INGENUITY TEST – Take an egg carton. Using a pair of scissors and pot of paint, turn it into an alligator. Now take a toilet paper tube and turn it into an attractive Christmas candle. Use only scotch tape and a piece of foil. Last, take a milk carton, a ping-pong ball, and an empty box of Cocoa Puffs. Make an exact replica of the Eiffel Tower.



AUTOMOBILE TEST – Forget the BMW and buy a station wagon. Buy a chocolate ice cream cone and put it in the glove compartment. Leave it there. Get a dime. Stick it into the cassette player. Take a family size package of chocolate chip cookies. Mash them into the back seat. Run a garden rake along both sides of the car. There! Perfect.



PHYSICAL TEST (Women) – Obtain a large bean bag chair and attach it to the front of your clothes. Leave it there for 9 months. Now remove 10 of the beans.



PHYSICAL TEST (Men) – Go to the nearest drug store. Set your wallet on the counter. Ask the clerk to help himself. Now proceed to the nearest food store. Go to the head office and arrange for your paycheck to be directly deposited to the store. Purchase a newspaper. Go home and read it quietly for the last time.

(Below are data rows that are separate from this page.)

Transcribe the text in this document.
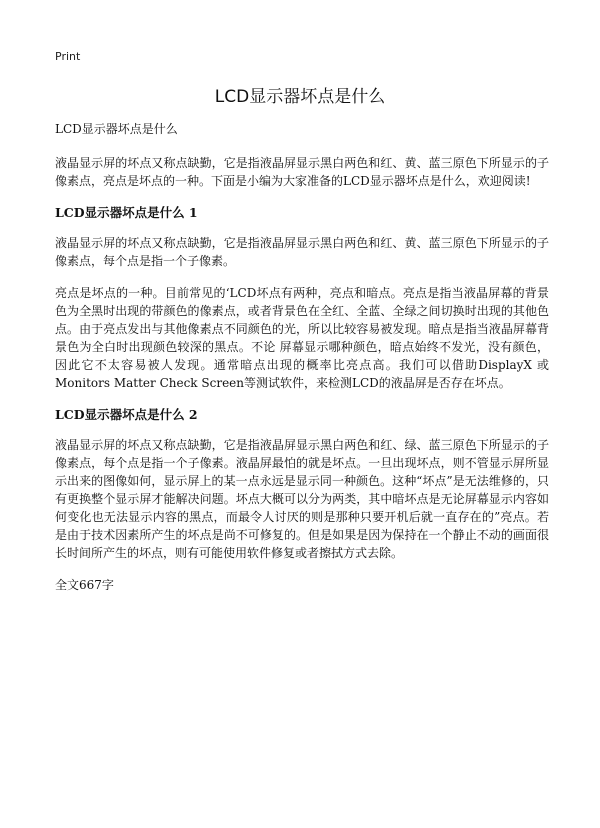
Print
LCD显示器坏点是什么

LCD显示器坏点是什么

液晶显示屏的坏点又称点缺勤，它是指液晶屏显示黑白两色和红、黄、蓝三原色下所显示的子像素点，亮点是坏点的一种。下面是小编为大家准备的LCD显示器坏点是什么，欢迎阅读!

LCD显示器坏点是什么 1

液晶显示屏的坏点又称点缺勤，它是指液晶屏显示黑白两色和红、黄、蓝三原色下所显示的子像素点，每个点是指一个子像素。

亮点是坏点的一种。目前常见的‘LCD坏点有两种，亮点和暗点。亮点是指当液晶屏幕的背景色为全黑时出现的带颜色的像素点，或者背景色在全红、全蓝、全绿之间切换时出现的其他色点。由于亮点发出与其他像素点不同颜色的光，所以比较容易被发现。暗点是指当液晶屏幕背景色为全白时出现颜色较深的黑点。不论 屏幕显示哪种颜色，暗点始终不发光，没有颜色，因此它不太容易被人发现。通常暗点出现的概率比亮点高。我们可以借助DisplayX 或Monitors Matter Check Screen等测试软件，来检测LCD的液晶屏是否存在坏点。

LCD显示器坏点是什么 2

液晶显示屏的坏点又称点缺勤，它是指液晶屏显示黑白两色和红、绿、蓝三原色下所显示的子像素点，每个点是指一个子像素。液晶屏最怕的就是坏点。一旦出现坏点，则不管显示屏所显示出来的图像如何，显示屏上的某一点永远是显示同一种颜色。这种“坏点”是无法维修的，只有更换整个显示屏才能解决问题。坏点大概可以分为两类，其中暗坏点是无论屏幕显示内容如何变化也无法显示内容的黑点，而最令人讨厌的则是那种只要开机后就一直存在的”亮点。若是由于技术因素所产生的坏点是尚不可修复的。但是如果是因为保持在一个静止不动的画面很长时间所产生的坏点，则有可能使用软件修复或者擦拭方式去除。

全文667字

FINAL ASSIGNMENT – Find a couple who already have a small child. Lecture them on how they can improve their discipline, patience, tolerance, toilet training and childs table manners. Suggest many ways they can improve. Emphasize to them that they should never allow their children to run wild. Enjoy this experience. It will be the last time you will have all the answers!